We have developed a mammalian cell (COS-1) bioassay, which measures glucocorticoid bioactivity (GBA) directly from a small amount of human serum. The assay is based on the expression of human glucocorticoid receptor (GR) together with a coactivator protein and reporter plasmid containing GR response elements upstream of the luciferase gene. Ten microliters of human serum, in duplicate, are added directly to the cell culture medium, and GBA is derived from reporter gene activity. The assay differentiates between biopotencies of synthetic steroids, and importantly, mifepristone (RU486) is able to block glucocorticoid-induced response. The assay is sensitive (<15.6 nM cortisol in fetal calf serum) and precise, with the within- and between-assay coefficients of variation less than 8% and 10%, respectively.
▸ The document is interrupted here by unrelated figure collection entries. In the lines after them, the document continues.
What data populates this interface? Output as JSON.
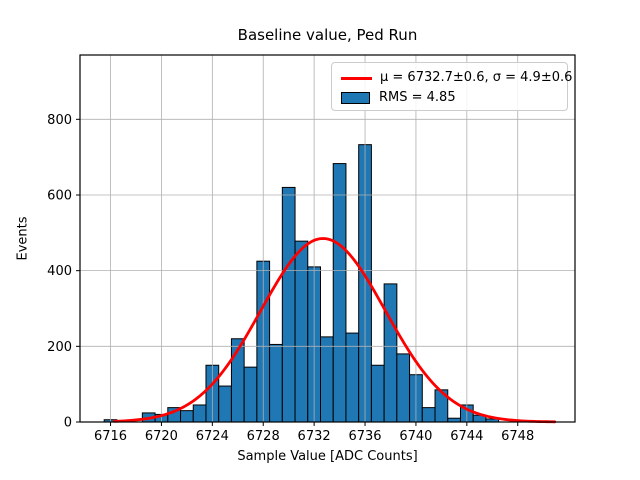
{
  "title": "Baseline value, Ped Run",
  "xlabel": "Sample Value [ADC Counts]",
  "ylabel": "Events",
  "legend": {
    "fit_label": "μ = 6732.7±0.6, σ = 4.9±0.6",
    "hist_label": "RMS = 4.85"
  },
  "colors": {
    "bar_fill": "#1f77b4",
    "bar_edge": "#000000",
    "fit_line": "#ff0000",
    "grid": "#b0b0b0",
    "axis": "#000000",
    "background": "#ffffff"
  },
  "chart_data": {
    "type": "bar",
    "subtype": "histogram",
    "title": "Baseline value, Ped Run",
    "xlabel": "Sample Value [ADC Counts]",
    "ylabel": "Events",
    "bin_width": 1,
    "categories": [
      6716,
      6717,
      6718,
      6719,
      6720,
      6721,
      6722,
      6723,
      6724,
      6725,
      6726,
      6727,
      6728,
      6729,
      6730,
      6731,
      6732,
      6733,
      6734,
      6735,
      6736,
      6737,
      6738,
      6739,
      6740,
      6741,
      6742,
      6743,
      6744,
      6745,
      6746
    ],
    "values": [
      6,
      0,
      0,
      24,
      20,
      38,
      30,
      45,
      150,
      95,
      220,
      145,
      425,
      205,
      620,
      478,
      410,
      225,
      683,
      235,
      733,
      150,
      365,
      180,
      125,
      38,
      85,
      10,
      45,
      18,
      8
    ],
    "fit_curve": {
      "type": "gaussian",
      "mu": 6732.7,
      "mu_err": 0.6,
      "sigma": 4.9,
      "sigma_err": 0.6,
      "amplitude": 485,
      "x_range": [
        6716.3,
        6750.9
      ]
    },
    "rms": 4.85,
    "xlim": [
      6713.6,
      6752.5
    ],
    "ylim": [
      0,
      970
    ],
    "xticks": [
      6716,
      6720,
      6724,
      6728,
      6732,
      6736,
      6740,
      6744,
      6748
    ],
    "yticks": [
      0,
      200,
      400,
      600,
      800
    ],
    "grid": true,
    "grid_above_bars": true,
    "legend_position": "upper right"
  }
}
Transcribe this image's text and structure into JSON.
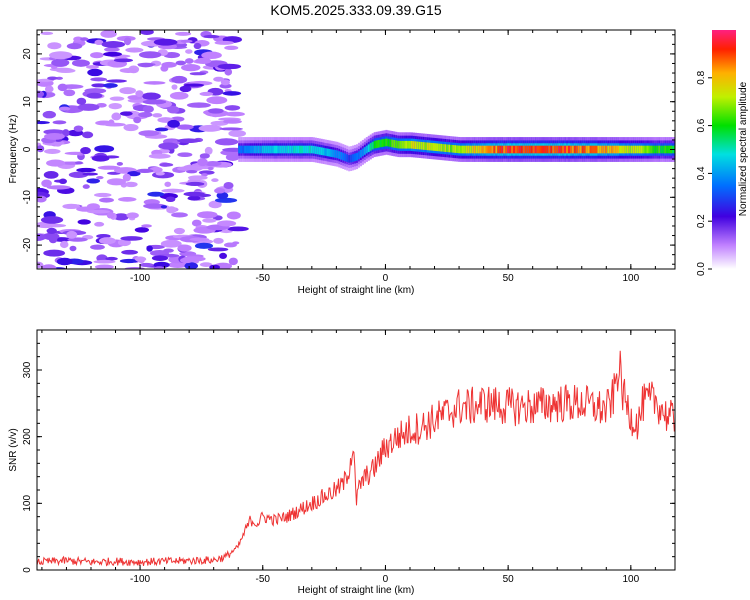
{
  "title": "KOM5.2025.333.09.39.G15",
  "chart_data": [
    {
      "type": "heatmap",
      "xlabel": "Height of straight line (km)",
      "ylabel": "Frequency (Hz)",
      "xlim": [
        -142,
        118
      ],
      "ylim": [
        -25,
        25
      ],
      "xticks": [
        "-100",
        "-50",
        "0",
        "50",
        "100"
      ],
      "xtick_values": [
        -100,
        -50,
        0,
        50,
        100
      ],
      "yticks": [
        "-20",
        "-10",
        "0",
        "10",
        "20"
      ],
      "ytick_values": [
        -20,
        -10,
        0,
        10,
        20
      ],
      "colorbar": {
        "label": "Normalized spectral amplitude",
        "range": [
          0,
          1
        ],
        "ticks": [
          "0.0",
          "0.2",
          "0.4",
          "0.6",
          "0.8"
        ],
        "tick_values": [
          0.0,
          0.2,
          0.4,
          0.6,
          0.8
        ]
      },
      "noise_region_x": [
        -142,
        -60
      ],
      "ridge": {
        "x": [
          -60,
          -50,
          -40,
          -30,
          -20,
          -15,
          -12,
          -8,
          -5,
          0,
          5,
          10,
          20,
          30,
          35,
          50,
          70,
          90,
          100,
          110,
          118
        ],
        "freq": [
          0,
          0,
          0,
          0,
          -1,
          -2,
          -1.5,
          0,
          1,
          1.5,
          1,
          1,
          0.5,
          0,
          0,
          0,
          0,
          0,
          0,
          0,
          0
        ],
        "amplitude": [
          0.35,
          0.45,
          0.5,
          0.5,
          0.4,
          0.3,
          0.35,
          0.45,
          0.6,
          0.65,
          0.7,
          0.75,
          0.75,
          0.7,
          0.8,
          0.95,
          0.95,
          0.85,
          0.75,
          0.65,
          0.6
        ]
      }
    },
    {
      "type": "line",
      "xlabel": "Height of straight line (km)",
      "ylabel": "SNR (v/v)",
      "xlim": [
        -142,
        118
      ],
      "ylim": [
        0,
        360
      ],
      "xticks": [
        "-100",
        "-50",
        "0",
        "50",
        "100"
      ],
      "xtick_values": [
        -100,
        -50,
        0,
        50,
        100
      ],
      "yticks": [
        "0",
        "100",
        "200",
        "300"
      ],
      "ytick_values": [
        0,
        100,
        200,
        300
      ],
      "line_color": "#ee3333",
      "series": [
        {
          "name": "SNR",
          "x": [
            -142,
            -130,
            -120,
            -110,
            -100,
            -90,
            -80,
            -70,
            -65,
            -60,
            -57,
            -55,
            -52,
            -50,
            -45,
            -40,
            -35,
            -30,
            -25,
            -20,
            -17,
            -15,
            -13,
            -12,
            -11,
            -10,
            -8,
            -5,
            -2,
            0,
            2,
            5,
            8,
            10,
            15,
            20,
            25,
            30,
            35,
            40,
            50,
            60,
            70,
            80,
            85,
            90,
            93,
            95,
            97,
            100,
            103,
            105,
            110,
            115,
            118
          ],
          "y": [
            12,
            14,
            12,
            13,
            12,
            13,
            14,
            15,
            20,
            35,
            60,
            75,
            70,
            80,
            75,
            80,
            90,
            100,
            110,
            120,
            130,
            150,
            190,
            100,
            120,
            130,
            140,
            150,
            170,
            185,
            190,
            200,
            205,
            210,
            215,
            225,
            235,
            245,
            245,
            250,
            245,
            245,
            250,
            250,
            245,
            240,
            260,
            310,
            260,
            230,
            220,
            250,
            255,
            230,
            225
          ]
        }
      ]
    }
  ]
}
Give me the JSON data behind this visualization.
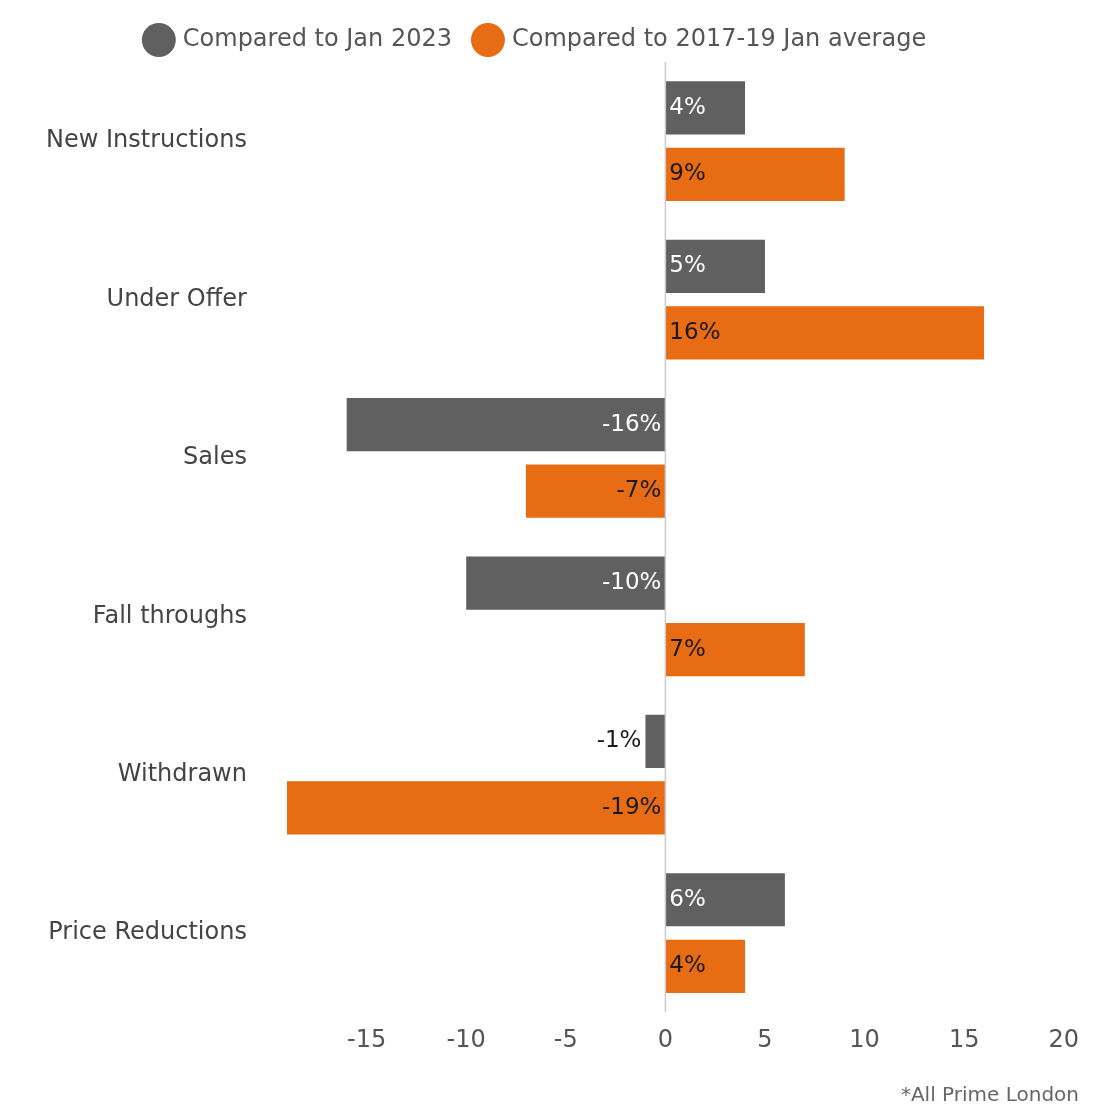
{
  "chart_data": {
    "type": "bar",
    "orientation": "horizontal",
    "categories": [
      "New Instructions",
      "Under Offer",
      "Sales",
      "Fall throughs",
      "Withdrawn",
      "Price Reductions"
    ],
    "series": [
      {
        "name": "Compared to Jan 2023",
        "color": "#606060",
        "values": [
          4,
          5,
          -16,
          -10,
          -1,
          6
        ],
        "value_labels": [
          "4%",
          "5%",
          "-16%",
          "-10%",
          "-1%",
          "6%"
        ]
      },
      {
        "name": "Compared to 2017-19 Jan average",
        "color": "#e86c13",
        "values": [
          9,
          16,
          -7,
          7,
          -19,
          4
        ],
        "value_labels": [
          "9%",
          "16%",
          "-7%",
          "7%",
          "-19%",
          "4%"
        ]
      }
    ],
    "ref_lines": [
      {
        "axis": "x",
        "value": 0,
        "color": "#cccccc"
      }
    ],
    "xlim": [
      -19,
      20
    ],
    "xticks": [
      -15,
      -10,
      -5,
      0,
      5,
      10,
      15,
      20
    ],
    "grid": false,
    "legend": "top",
    "annotations": [
      "*All Prime London"
    ]
  }
}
We measured serum GBA (bioassay) and cortisol (RIA) levels in 34 asthmatic children (age range, 5.7–14.2 yr) at baseline and after treatment with either inhaled budesonide (800 µg/d, n = 14), fluticasone propionate (500 µg/d, n = 14), or cromones (control group, n = 6). Pretreatment serum GBA and cortisol levels correlated strongly (r = 0.90, P < 0.0001, n = 34). Two months of treatment with inhaled budesonide resulted in excess GBA in circulation, which was not attributable to endogenous cortisol (P < 0.001). In the fluticasone propionate group, the presence of serum excess GBA was at the borderline of statistical significance (P < 0.08) after 2 months of inhalation therapy, and no excess GBA was detected in the cromone group. In conclusion, our bioassay enables measurement of mammalian cell response to bioactive glucocorticoids in circulation and provides a novel means to investigate patients receiving drugs acting through the GR.